Chapitre II : Lutte contre les pratiques commerciales illicites (articles 20 à 22)
    L'article 20 complète notamment le code la consommation par les articles. L. 132-2-1 et s. prévoyant que lorsque les pratiques commerciales trompeuses mentionnées aux articles L. 121-2 à L. 121-4 ont été suivies de la conclusion d'un ou de plusieurs contrats, la peine d'emprisonnement prévue à l'article L. 132-2 est portée à trois ans, et à sept ans lorsqu'elles ont été commises en bande organisée.
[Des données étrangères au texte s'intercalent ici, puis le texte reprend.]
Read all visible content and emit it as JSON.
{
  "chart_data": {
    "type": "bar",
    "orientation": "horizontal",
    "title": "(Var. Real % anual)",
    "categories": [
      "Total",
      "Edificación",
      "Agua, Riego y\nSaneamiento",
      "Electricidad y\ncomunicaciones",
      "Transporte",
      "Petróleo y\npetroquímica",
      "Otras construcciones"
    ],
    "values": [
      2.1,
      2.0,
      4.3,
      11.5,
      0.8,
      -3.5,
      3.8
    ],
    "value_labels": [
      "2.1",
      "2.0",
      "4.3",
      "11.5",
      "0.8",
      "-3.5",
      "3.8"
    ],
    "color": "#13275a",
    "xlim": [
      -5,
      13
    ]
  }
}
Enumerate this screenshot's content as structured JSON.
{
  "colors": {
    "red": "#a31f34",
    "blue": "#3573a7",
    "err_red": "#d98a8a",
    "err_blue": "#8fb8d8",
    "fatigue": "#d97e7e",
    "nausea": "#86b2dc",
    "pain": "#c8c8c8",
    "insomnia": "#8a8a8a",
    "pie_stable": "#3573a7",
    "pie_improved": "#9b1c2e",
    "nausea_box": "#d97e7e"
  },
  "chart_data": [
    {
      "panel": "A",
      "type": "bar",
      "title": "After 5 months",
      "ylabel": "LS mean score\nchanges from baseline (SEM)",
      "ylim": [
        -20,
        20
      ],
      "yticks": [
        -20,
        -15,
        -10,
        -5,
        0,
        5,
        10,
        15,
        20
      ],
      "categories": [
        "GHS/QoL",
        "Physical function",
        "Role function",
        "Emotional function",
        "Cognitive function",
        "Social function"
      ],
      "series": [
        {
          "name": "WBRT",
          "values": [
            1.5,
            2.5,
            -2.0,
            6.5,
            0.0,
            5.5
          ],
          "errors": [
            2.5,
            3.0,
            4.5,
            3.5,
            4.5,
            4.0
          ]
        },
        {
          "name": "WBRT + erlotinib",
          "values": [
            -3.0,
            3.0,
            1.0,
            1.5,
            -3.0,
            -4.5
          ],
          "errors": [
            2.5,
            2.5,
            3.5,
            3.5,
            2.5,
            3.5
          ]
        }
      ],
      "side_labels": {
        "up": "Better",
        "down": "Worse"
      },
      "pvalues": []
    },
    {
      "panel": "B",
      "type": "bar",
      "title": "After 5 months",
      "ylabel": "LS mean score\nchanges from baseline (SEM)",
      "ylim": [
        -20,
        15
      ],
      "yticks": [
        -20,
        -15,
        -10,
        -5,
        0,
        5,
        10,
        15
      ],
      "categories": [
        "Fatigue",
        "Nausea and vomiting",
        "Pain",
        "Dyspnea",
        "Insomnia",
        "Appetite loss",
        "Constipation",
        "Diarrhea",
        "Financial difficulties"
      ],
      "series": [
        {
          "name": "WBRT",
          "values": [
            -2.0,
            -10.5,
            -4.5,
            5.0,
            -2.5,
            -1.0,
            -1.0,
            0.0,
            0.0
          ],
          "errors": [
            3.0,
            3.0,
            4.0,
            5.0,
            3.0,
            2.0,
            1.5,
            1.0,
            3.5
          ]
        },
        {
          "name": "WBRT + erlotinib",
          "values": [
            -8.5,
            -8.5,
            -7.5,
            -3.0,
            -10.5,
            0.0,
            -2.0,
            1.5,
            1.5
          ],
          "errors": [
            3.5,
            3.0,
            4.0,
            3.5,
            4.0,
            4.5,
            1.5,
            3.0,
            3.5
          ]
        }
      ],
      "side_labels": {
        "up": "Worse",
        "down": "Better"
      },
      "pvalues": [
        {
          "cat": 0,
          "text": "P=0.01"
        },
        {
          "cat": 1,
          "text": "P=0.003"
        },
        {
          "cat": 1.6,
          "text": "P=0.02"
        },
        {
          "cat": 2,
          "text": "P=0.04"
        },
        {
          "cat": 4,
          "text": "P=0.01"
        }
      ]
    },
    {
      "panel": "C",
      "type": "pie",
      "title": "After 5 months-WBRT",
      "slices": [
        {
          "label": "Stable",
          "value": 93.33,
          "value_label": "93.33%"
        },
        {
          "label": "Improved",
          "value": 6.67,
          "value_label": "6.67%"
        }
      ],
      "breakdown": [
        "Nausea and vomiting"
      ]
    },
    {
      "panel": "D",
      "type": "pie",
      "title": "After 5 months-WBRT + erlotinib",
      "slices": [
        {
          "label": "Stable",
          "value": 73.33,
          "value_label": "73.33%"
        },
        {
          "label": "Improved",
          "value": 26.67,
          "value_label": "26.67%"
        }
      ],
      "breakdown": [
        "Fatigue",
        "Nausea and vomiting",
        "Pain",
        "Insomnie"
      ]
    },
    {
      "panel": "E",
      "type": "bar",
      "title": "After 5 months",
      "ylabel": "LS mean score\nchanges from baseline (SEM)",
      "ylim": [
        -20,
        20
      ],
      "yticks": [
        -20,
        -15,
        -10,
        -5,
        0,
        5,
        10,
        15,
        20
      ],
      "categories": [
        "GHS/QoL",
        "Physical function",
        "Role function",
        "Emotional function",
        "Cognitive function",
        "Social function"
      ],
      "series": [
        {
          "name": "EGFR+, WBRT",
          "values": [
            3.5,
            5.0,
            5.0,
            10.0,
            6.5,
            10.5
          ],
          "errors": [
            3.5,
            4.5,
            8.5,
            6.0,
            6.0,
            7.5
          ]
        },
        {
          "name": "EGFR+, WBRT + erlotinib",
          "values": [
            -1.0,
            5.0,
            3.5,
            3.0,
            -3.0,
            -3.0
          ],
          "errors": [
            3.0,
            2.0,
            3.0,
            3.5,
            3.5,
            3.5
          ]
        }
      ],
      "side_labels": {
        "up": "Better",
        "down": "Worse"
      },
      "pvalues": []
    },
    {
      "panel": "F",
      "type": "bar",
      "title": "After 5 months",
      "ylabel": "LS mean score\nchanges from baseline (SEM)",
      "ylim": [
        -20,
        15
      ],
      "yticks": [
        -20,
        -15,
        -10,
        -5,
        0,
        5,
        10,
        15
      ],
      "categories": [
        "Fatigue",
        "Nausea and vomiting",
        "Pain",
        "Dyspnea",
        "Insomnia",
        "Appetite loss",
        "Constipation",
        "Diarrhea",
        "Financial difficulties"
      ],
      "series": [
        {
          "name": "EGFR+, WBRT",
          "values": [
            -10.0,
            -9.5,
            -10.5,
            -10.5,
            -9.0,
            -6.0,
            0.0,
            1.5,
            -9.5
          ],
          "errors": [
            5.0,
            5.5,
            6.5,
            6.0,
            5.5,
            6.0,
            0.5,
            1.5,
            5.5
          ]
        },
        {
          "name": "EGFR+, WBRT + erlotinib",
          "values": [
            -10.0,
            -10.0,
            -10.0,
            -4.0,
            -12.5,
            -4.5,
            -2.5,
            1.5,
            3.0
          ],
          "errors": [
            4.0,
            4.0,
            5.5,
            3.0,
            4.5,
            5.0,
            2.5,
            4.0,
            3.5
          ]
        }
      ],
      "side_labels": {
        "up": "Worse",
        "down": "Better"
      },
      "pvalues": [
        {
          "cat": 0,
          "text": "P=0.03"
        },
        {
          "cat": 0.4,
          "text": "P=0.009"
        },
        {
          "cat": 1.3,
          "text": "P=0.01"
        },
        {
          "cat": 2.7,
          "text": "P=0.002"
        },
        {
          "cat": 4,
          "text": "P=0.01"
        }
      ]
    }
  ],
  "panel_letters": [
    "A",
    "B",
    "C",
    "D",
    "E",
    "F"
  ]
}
Les articles L. 132-11-1 et s. prévoient pour leur part que lorsque les pratiques commerciales agressives mentionnées aux articles L. 121-6 et L. 121-7 ont été suivies de la conclusion d'un ou de plusieurs contrats, la peine d'emprisonnement prévue à l'article L. 132-11 est portée à trois ans et à sept ans lorsqu'elles ont été commises en bande organisée, la peine d'emprisonnement.

    L'article 21 complète l'article L. 133-26 du code monétaire et financier pour prévoir que lorsque plusieurs demandes de paiement concernant la même opération de paiement ont été rejetées, le prestataire de services de paiement rembourse à l'utilisateur les frais perçus au titre de ces incidents au-delà du montant prélevé au titre du premier rejet. Ces dispositions entrent en vigueur le 1er février 2023.

    L'article 22 complète l'article L. 133-18 du code monétaire et financier pour prévoir en cas de manquement du prestataire de services de paiement aux obligations de remboursement de leur clients victimes de fraude bancaire l'application de pénalités : les sommes dues produisent intérêt au taux légal majoré en fonction de la durée du retard.

Titre III : SOUVERAINETÉ ÉNERGÉTIQUE (articles 23 à 43)
Chapitre Ier : Dispositions relatives à la sécurité d'approvisionnement en gaz (articles 23 à 31)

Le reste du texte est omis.